Cranberry Nut Cookies with Ice Cream and Passion Fruit Sauce
- For the cookies
- 550g plain flour
- Pinch of salt
- 350g unsalted butter, cut into pieces
- 250g caster sugar
- 60g dried cranberries, roughly chopped
- 60g pistachios, roughly chopped
- Cold water to bind
- For the sauce
- 5 passion fruit, halved
- 80ml shop bought passion fruit juice
- 1 tbsp caster sugar
- Vanilla ice cream
1. Place the flour and salt in a mixing bowl.
2. Add the butter and rub with your fingers until it resembles breadcrumbs.
3. Add the sugar and work it until a dough is formed, using a sprinkle of cold water if need be.

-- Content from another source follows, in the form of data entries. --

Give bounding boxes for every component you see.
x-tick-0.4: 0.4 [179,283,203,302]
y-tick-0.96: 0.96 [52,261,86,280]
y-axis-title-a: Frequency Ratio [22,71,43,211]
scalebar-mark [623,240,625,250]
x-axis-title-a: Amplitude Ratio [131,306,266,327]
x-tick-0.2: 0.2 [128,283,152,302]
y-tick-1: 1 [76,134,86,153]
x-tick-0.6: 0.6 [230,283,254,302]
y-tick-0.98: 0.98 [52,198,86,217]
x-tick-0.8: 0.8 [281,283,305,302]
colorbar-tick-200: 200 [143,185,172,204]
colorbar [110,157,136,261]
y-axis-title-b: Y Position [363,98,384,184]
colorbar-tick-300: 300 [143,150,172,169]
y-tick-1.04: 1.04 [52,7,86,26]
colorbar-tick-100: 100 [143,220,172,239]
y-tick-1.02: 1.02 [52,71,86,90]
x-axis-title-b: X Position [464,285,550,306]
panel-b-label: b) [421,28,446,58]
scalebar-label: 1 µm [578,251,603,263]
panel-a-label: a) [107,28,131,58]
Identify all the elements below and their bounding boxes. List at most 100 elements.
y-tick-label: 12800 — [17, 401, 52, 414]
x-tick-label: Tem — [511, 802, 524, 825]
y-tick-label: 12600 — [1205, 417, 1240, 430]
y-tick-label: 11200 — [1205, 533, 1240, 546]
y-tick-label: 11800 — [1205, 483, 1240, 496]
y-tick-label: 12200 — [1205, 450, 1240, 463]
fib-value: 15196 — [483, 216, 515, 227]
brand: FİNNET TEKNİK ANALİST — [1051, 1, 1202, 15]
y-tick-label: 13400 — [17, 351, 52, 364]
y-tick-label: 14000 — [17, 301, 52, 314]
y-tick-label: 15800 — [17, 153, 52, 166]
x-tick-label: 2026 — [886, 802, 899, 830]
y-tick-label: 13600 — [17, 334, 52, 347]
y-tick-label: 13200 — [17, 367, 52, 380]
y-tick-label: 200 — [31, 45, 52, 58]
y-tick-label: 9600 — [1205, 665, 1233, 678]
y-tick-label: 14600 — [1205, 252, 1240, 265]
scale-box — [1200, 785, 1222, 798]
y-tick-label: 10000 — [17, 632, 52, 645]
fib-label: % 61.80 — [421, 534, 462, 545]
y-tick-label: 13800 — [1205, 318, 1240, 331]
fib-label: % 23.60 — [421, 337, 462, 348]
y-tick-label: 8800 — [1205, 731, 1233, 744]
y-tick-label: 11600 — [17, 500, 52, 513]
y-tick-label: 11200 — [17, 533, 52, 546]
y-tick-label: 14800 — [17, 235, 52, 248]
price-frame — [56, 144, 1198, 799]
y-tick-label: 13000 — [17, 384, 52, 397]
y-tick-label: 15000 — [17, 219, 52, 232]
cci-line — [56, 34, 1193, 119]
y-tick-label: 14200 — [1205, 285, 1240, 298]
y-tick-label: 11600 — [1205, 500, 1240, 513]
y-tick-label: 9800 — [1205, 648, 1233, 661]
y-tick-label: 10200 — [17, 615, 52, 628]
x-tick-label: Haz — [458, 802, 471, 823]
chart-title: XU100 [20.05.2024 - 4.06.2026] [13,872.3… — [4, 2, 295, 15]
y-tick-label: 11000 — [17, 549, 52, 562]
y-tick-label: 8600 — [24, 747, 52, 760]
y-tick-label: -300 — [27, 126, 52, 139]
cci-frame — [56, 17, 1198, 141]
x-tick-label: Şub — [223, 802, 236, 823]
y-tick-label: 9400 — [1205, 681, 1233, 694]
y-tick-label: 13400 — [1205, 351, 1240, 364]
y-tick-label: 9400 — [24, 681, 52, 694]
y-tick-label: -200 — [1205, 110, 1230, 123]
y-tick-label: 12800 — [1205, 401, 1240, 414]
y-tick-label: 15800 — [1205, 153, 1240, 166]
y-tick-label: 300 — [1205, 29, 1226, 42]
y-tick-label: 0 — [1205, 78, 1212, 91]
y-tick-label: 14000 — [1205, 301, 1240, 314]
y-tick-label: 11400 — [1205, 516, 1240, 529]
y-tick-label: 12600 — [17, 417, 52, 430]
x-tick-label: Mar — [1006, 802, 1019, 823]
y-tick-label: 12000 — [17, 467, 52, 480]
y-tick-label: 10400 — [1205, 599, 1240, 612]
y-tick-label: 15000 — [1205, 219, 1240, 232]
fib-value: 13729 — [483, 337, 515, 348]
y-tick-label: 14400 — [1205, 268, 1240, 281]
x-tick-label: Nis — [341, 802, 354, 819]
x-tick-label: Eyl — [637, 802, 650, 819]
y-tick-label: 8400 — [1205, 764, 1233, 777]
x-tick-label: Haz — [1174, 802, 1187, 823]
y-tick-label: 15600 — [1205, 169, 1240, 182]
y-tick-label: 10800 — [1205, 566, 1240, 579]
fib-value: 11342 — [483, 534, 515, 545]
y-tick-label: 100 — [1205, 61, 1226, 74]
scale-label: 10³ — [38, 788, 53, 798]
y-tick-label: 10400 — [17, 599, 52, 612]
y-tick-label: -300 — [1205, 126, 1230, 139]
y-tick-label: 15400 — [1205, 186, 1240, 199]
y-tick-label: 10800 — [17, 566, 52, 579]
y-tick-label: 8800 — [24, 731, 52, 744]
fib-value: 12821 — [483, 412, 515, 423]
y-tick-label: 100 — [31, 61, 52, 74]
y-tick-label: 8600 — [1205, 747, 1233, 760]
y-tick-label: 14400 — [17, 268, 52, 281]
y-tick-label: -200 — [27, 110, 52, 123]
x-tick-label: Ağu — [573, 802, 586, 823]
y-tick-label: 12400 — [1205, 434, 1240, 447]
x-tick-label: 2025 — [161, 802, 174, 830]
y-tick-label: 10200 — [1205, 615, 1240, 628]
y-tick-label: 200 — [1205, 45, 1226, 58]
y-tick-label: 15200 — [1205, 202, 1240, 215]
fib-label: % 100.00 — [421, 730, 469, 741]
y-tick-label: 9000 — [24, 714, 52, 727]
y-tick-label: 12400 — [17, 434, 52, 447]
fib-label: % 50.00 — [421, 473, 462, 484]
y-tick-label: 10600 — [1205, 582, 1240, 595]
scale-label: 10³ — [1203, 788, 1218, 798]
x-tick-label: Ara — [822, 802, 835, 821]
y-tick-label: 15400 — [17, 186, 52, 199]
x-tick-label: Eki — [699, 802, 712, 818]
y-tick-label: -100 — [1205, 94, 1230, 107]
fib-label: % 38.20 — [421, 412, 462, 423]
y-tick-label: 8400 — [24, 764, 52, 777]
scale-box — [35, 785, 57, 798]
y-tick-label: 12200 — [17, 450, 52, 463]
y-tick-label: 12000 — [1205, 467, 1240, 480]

4. Mix in the cranberries and pistachio nuts.
5. Divide into three and cover each with cling wrap and freeze until needed.
6. Remove one of three dough portions from the freezer and allow to thaw slightly.
7. Slice into 12 rounds and place on a baking sheet lined with parchment paper.
8. Bake in an oven preheated at 180° C for about 12-15 minutes until slightly golden.
9. Remove from oven and cool in a slightly before transferring to a wire rack to cool completely.
10. For the sauce, scoop out the pulp and seeds from the passion fruit and add to a food processor with the juice and sugar and whizz until blended for 60 seconds. Pass through muslin into a jug and chill until needed.
11. Put 2 scoops of vanilla ice cream into each serving bowl, top with a cookie each and drizzle with passion fruit sauce.